La nostra società, vittima dell'utopia politicamente corretta, confonde la forza con la violenza, rifiuta lo scontro e la competizione. Persino se limitate da norme sportive e, in modo ancora più vincolante, da un codice d'onore. S'illude, in questo modo, di aver eliminato dal mondo il male, la violenza, la sofferenza; non accorgendosi di aver, al contrario, eliminato le regole e l'onore; di aver liberato i peggiori mostri dal sottosuolo nel quale erano stati rinchiusi da quelle regole e da quel codice d'onore. E quando, come è inevitabile, ha bisogno di uomini decisi, forti, risoluti, capaci di soffrire e di rischiare, di eroi, insomma, si accorge che non ce ne sono più; che i suoi figli sono bambini viziati, incapaci di sacrificarsi per gli altri, di alzarsi contro le ingiustizie, di lottare per il bene, di affrontare il male. No.

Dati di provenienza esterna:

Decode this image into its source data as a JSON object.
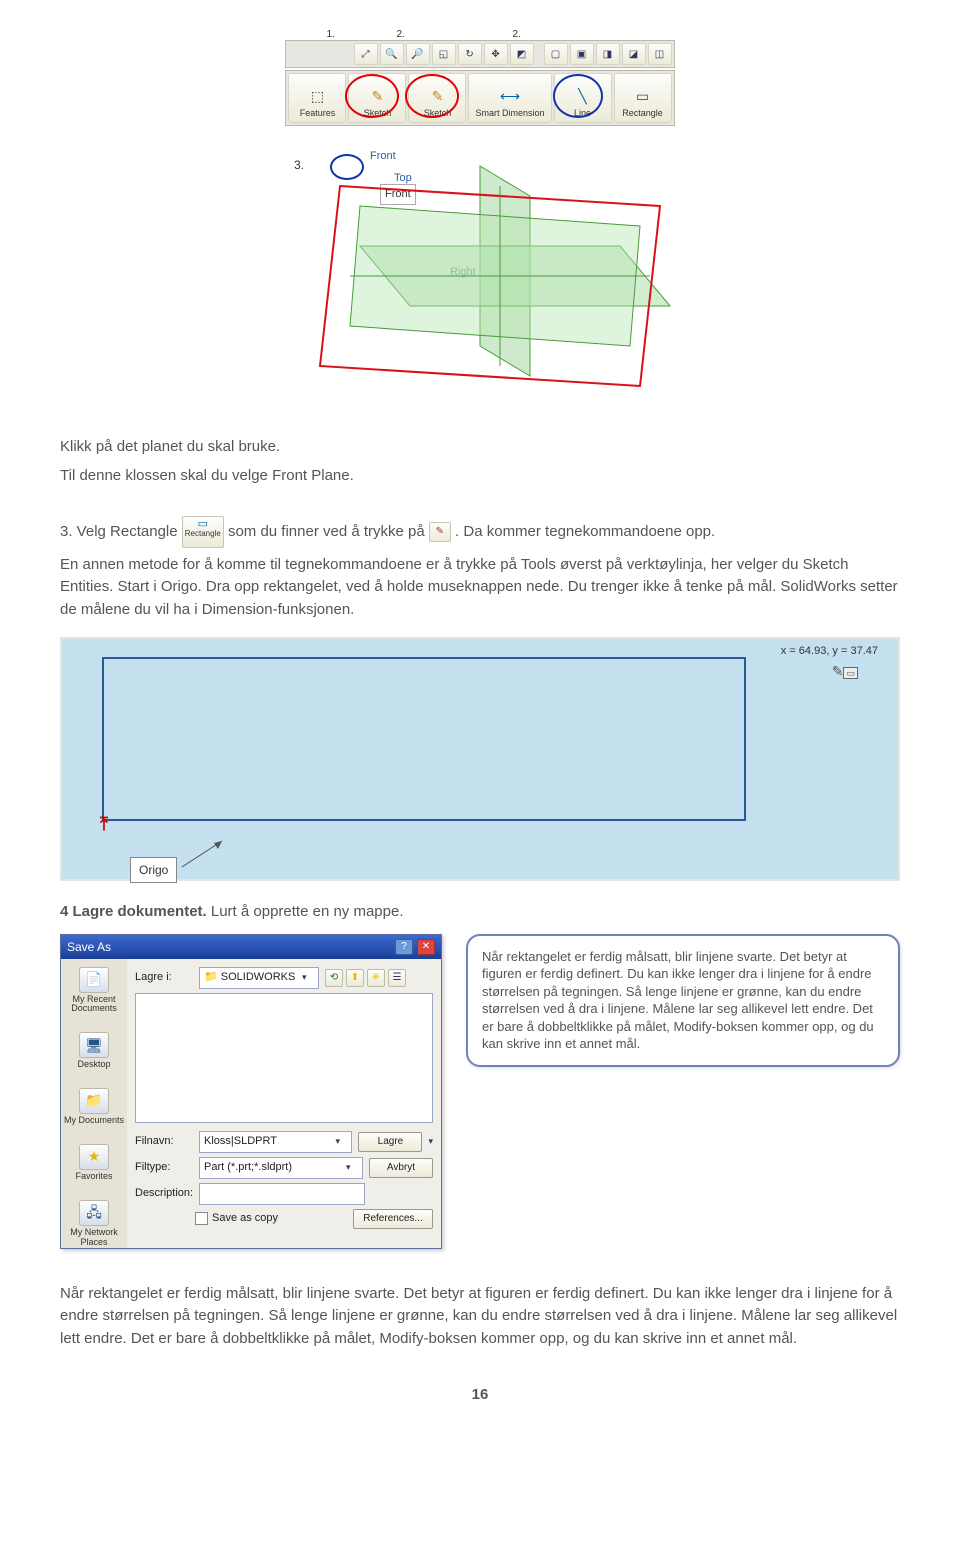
{
  "toolbar": {
    "buttons": [
      "Features",
      "Sketch",
      "Sketch",
      "Smart Dimension",
      "Line",
      "Rectangle"
    ],
    "numbers": [
      "1.",
      "2.",
      "2."
    ]
  },
  "planes": {
    "step3": "3.",
    "front": "Front",
    "top": "Top",
    "right": "Right",
    "front_boxed": "Front"
  },
  "intro": {
    "p1": "Klikk på det planet du skal bruke.",
    "p2": "Til denne klossen skal du velge Front Plane.",
    "p3a": "3. Velg Rectangle ",
    "p3b": " som du finner ved å trykke på ",
    "p3c": ". Da kommer tegnekommandoene opp.",
    "icon_rect": "Rectangle",
    "p4": "En annen metode for å komme til tegnekommandoene er å trykke på Tools øverst på verktøylinja, her velger du Sketch Entities. Start i Origo. Dra opp rektangelet, ved å holde museknappen nede. Du trenger ikke å tenke på mål. SolidWorks setter de målene du vil ha i Dimension-funksjonen."
  },
  "drawing": {
    "coords": "x = 64.93, y = 37.47",
    "origo": "Origo"
  },
  "section4": {
    "heading_a": "4 Lagre dokumentet.",
    "heading_b": " Lurt å opprette en ny mappe."
  },
  "saveas": {
    "title": "Save As",
    "lagre_i": "Lagre i:",
    "folder": "SOLIDWORKS",
    "sidebar": [
      "My Recent Documents",
      "Desktop",
      "My Documents",
      "Favorites",
      "My Network Places"
    ],
    "filnavn": "Filnavn:",
    "filnavn_val": "Kloss|SLDPRT",
    "filtype": "Filtype:",
    "filtype_val": "Part (*.prt;*.sldprt)",
    "description": "Description:",
    "save_as_copy": "Save as copy",
    "lagre_btn": "Lagre",
    "avbryt_btn": "Avbryt",
    "references": "References..."
  },
  "note": "Når rektangelet er ferdig målsatt, blir linjene svarte. Det betyr at figuren er ferdig definert. Du kan ikke lenger dra i linjene for å endre størrelsen på tegningen. Så lenge linjene er grønne, kan du endre størrelsen ved å dra i linjene. Målene lar seg allikevel lett endre. Det er bare å dobbeltklikke på målet, Modify-boksen kommer opp, og du kan skrive inn et annet mål.",
  "footer": "Når rektangelet er ferdig målsatt, blir linjene svarte. Det betyr at figuren er ferdig definert. Du kan ikke lenger dra i linjene for å endre størrelsen på tegningen. Så lenge linjene er grønne, kan du endre størrelsen ved å dra i linjene. Målene lar seg allikevel lett endre. Det er bare å dobbeltklikke på målet, Modify-boksen kommer opp, og du kan skrive inn et annet mål.",
  "page": "16"
}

Noi abbiamo bisogno del pugilato. Che non è una esibizione di ferocia e forza bruta, come sostengono molti, bensì delle migliori doti umane. Per questo i francesi la chiamavano “la nobile arte”; e gli americani the sweet science, “la dolce scienza”. Noi abbiamo bisogno di pugili. Abbiamo bisogno di uomini come Mohamed Alì. Ne abbiamo bisogno per sapere che agli uomini è possibile essere eroi. Il pugilato, ha detto un giorno George Foreman, è lo sport al quale ogni altro vorrebbe somigliare. Forse è per questo che san Paolo ha utilizzato una metafora pugilistica: «Faccio pugilato. Ma non come chi batte l'aria» (1 Cor 26). Come chi combatte veramente. Come ha combattuto e combatte Mohamed Alì.